Fanjul, Adrian Pablo. “First public texts by relatives of people who disappeared for political reasons in Argentina and Brazil in the 70s. An analysis of tensions in discursive regularization.” Humanities and Innovation, v 7, n 24, p. 261-277, 2020.

Philc, Judith. Between kinship and politics. Family and dictatorship, 1976-1983. Buenos Aires: Byblos, 1997.

Gorini, Ulises. La Rebellion de las Madres. History of the Mothers of Plaza de Mayo. (Volume I – 1976-1983). La Plata: EDULP, 2017.

Mendez, Juan. “The human right to the truth. Lessons on Latin American Experiences in the Story of the Truth.” In: Anne Pérotin-Dumon (dir.). Historizing the living past in Latin America. Santiago: Universidad Alberto Hurtado – Ethics Center. 2007, p, 1-50.

Neapolitan, Mark. “Remembering is winning: the dynamics and vicissitudes of building memory about the Brazilian military regime”. antitheses, v 8, n 15, 2015, p. 9-44.

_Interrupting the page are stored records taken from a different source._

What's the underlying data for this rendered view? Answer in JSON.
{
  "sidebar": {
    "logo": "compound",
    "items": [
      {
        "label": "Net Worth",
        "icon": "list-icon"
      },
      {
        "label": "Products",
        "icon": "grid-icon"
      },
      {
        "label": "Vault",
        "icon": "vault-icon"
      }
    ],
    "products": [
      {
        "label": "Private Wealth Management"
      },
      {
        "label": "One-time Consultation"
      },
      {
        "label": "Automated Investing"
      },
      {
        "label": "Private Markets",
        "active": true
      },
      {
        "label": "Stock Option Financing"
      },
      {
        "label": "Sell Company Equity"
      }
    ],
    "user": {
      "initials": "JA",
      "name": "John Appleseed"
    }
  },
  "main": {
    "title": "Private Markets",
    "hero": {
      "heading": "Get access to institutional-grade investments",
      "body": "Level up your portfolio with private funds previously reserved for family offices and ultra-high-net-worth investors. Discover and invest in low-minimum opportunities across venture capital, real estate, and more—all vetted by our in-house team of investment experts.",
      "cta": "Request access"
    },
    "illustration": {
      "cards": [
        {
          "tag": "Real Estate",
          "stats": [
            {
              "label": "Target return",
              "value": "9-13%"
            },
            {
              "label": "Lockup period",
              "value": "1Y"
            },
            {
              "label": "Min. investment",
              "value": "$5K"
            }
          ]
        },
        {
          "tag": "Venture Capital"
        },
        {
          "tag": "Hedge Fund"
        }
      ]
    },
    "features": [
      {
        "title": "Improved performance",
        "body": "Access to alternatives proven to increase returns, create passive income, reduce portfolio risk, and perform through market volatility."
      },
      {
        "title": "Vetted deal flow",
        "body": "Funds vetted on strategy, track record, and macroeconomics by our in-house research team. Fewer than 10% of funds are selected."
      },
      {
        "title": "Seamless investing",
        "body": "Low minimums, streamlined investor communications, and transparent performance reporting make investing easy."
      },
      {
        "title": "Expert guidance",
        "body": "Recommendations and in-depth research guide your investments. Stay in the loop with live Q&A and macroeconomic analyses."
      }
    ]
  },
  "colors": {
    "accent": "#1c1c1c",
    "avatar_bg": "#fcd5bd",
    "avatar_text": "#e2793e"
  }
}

Teles, Janaina. “Political dead and missing people. A rescue of Brazilian memory”. In: Teles, Janaína (org.). Political dead and missing. Reparation or impunity? São Paulo: Humanitas, 2000, p 130-180.

Notes


[I] On 15/3/2021, the NGOs Conectas Human Rights and the Arns Commission presented, at the session of the International Council on Human Rights of the United Nations, a documented complaint against Bolsonaro for promoting “A devastating humanitarian, social and economic tragedy” . The complaint was based, among other elements, on a survey by the USP School of Public Health which, analyzing norms enacted by the federal government, establishes that there was an “institutional strategy for the spread of the virus” led by the president (see Rights in the Pandemic Bulletin, number 10, CONECTAS, https://www.conectas.org/wp/wp-content/uploads/2021/01/Boletim_Direitos-na-Pandemia_ed_10.pdf).

[ii] See, for example, these articles in Gauchazh and Commerce Newspaper: https://gauchazh.clicrbs.com.br/comportamento/noticia/2021/04/associacao-de-vitimas-e-familiares-de-vitimas-da-covid-19-e-criada-em-porto-alegre-cknexzotx00440198gk1r0ul7.html

https://www.jornaldocomercio.com/_conteudo/especiais/coronavirus/2021/04/787679-gauchos-vitimas-da-covid-19-criam-associacao-para-fomentar-politicas-protetivas-e-de-enfrentamento-a-doenca.html

[iii] https://noticias.uol.com.br/colunas/jamil-chade/2021/04/27/entidades-costuram-base-de-futura-comissao-da-verdade-sobre-pandemia.htm

[iv] The “production conditions”, for the materialist line in discourse analysis (for example, Courtine, 2009, p. 108), are given by the institutional scopes, by the images that the participants have of themselves and of the interlocutors, and by the framework of ideological dispute in which discursive sequences are formulated.

[v] Ver note 4.

[vi] In Fanjul (2020) we extensively develop this comparison based on a series of public letters from Argentine and Brazilian movements.